2. Penguasaan Konsep

  3. Keterampilan Proses Sains

  Keterampilan proses sains merupakan keterampilan-keterampilan yang dimiliki oleh para ilmuwan untuk memperoleh dan mengembangkan produk sains (Anitah, 2007). Menurut Rustaman (2005), keterampilan proses perlu dikembangkan melalui pengalaman-pengalaman langsung sebagai pengalaman pembelajaran. Melalui pengalaman langsung seseorang dapat lebih menghayati proses atau kegiatan yang sedang dilakukan. Demikian juga dalam konteks pembelajaran logika seperti dalam matematika, dalam penelitian ini mengadopsi pendapat dari Nur'aini, IL, et.all (2017).

  4. Metode Penelitian

  Metode yang digunakan dalam penelitian ini adalah metode kuasi eksperimen dengan one group pre-test and post-test design, (desain kelompok tunggal dengan pretes-postes). Pada desain penelitian ini menggunakan

  2 kali pengukuran yaitu sebelum eksperimen (pretes) dan setelah eksperimen (postes) dengan soal yang sama. Desain ini hanya menggunakan satu kelas eksperimen dan tidak menggunakan kelas kontrol. Perbedaan antara pretes dan postes diasumsikan sebagai hasil dari eksperimen.

  C. METODE PENELITIAN

  Metode Penelitian yang digunakan adalah Eksperimen Kuasi (Darmawan, 2013:23). Subjek dalam penelitian ini adalah siswa kelas XII SMK Asshiddiqiyah yang terdistribusi dalam satu kelas dengan jumlah peserta didik 36 orang yang terdiri dari 25 orang laki-laki dan 11 orang perempuan. Siswa kelas XII dianggap sesuai untuk dijadikan sampel dalam penelitian ini karena kelas XII telah mempelajari materi kimia pokok bahasan larutan asam basa yang dijadikan sebagai faktor penunjang oleh peneliti.

  D. HASIL DAN PEMBAHASAN

  Hasil penelitian menunjukkan terdapatnya peningkatan penguasaan konsep larutan asam basa dengan nilai rata- rata pretes 38,08% dengan kategori kurang menjadi 76,81% dengan kategori baik pada rata-rata nilai postes, sehingga mendapat nilai rata-rata N-Gain sebesar 62,94% dengan kategori sedang.

  Dari hasil tersebut dapat disimpulkan bahwa buku digital mampu mengangkat motivasi belajar siswa atau membantu mempermudah pemahaman siswa tentang materi ilmu kimia khususnya tentang larutan asam basa.
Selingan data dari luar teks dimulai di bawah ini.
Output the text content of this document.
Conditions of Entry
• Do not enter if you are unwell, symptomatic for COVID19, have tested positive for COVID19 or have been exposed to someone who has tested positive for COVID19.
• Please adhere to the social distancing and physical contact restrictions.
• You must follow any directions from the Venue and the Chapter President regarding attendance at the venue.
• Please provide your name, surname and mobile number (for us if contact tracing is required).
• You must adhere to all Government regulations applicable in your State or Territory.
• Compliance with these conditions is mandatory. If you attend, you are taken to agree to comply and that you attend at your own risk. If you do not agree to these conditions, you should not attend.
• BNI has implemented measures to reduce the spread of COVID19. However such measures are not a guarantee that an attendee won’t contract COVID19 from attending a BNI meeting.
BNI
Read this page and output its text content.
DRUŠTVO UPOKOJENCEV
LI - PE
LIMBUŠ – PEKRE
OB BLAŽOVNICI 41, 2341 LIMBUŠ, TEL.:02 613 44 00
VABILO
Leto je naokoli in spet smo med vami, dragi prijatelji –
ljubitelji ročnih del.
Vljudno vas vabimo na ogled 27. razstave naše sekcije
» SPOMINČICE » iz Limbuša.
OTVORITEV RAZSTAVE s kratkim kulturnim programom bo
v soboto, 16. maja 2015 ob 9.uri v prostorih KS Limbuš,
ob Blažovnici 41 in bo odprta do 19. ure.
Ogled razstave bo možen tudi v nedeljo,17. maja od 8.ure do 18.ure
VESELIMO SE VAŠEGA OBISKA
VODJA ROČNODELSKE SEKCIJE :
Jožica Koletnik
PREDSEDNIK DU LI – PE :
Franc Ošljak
Hal ini disebabkan karena penerapan penggunaan buku digital merupakan metode pembelajaran yang dianggap baru dan cukup menarik bagi siswa. Metode ini mampu meningkatkan penalaran siswa tentang larutan asam basa yang pada umumnya sulit dipahami karena banyaknya istilah-istilah ilmiah, kode-kode, dan lambang-lambang yang terdapat konsep-konsep ilmu kimia yang tidak populer di masyarakat dalam kehidupan sehari-hari, ditambah lagi dengan dibutuhkannya pemahaman dari berlangsungnya proses dari reaksi-reaksi kimia yang sulit dijelaskan secara konkrit.

  Melihat fenomena yang ada di masyarakat siswa sekolah menengah, pada umumnya materi pembelajaran kimia hanya disukai oleh siswa-siswa yang relatif tekun dan memiliki rasa penasaran yang tinggi, sementara materi ini merupakan materi yang dianggap penting di sekolah menengah terutama bagi siswa yang mau melanjutkan sekolahnya ke perguruan tinggi. Oleh karena itu penerapan buku digital diharapkan mampu mempermudah penalaran abstrak siswa, sehingga semua dari semua kategori dapat termotivasi untuk mendalami materi ilmu kimia secara lebih serius..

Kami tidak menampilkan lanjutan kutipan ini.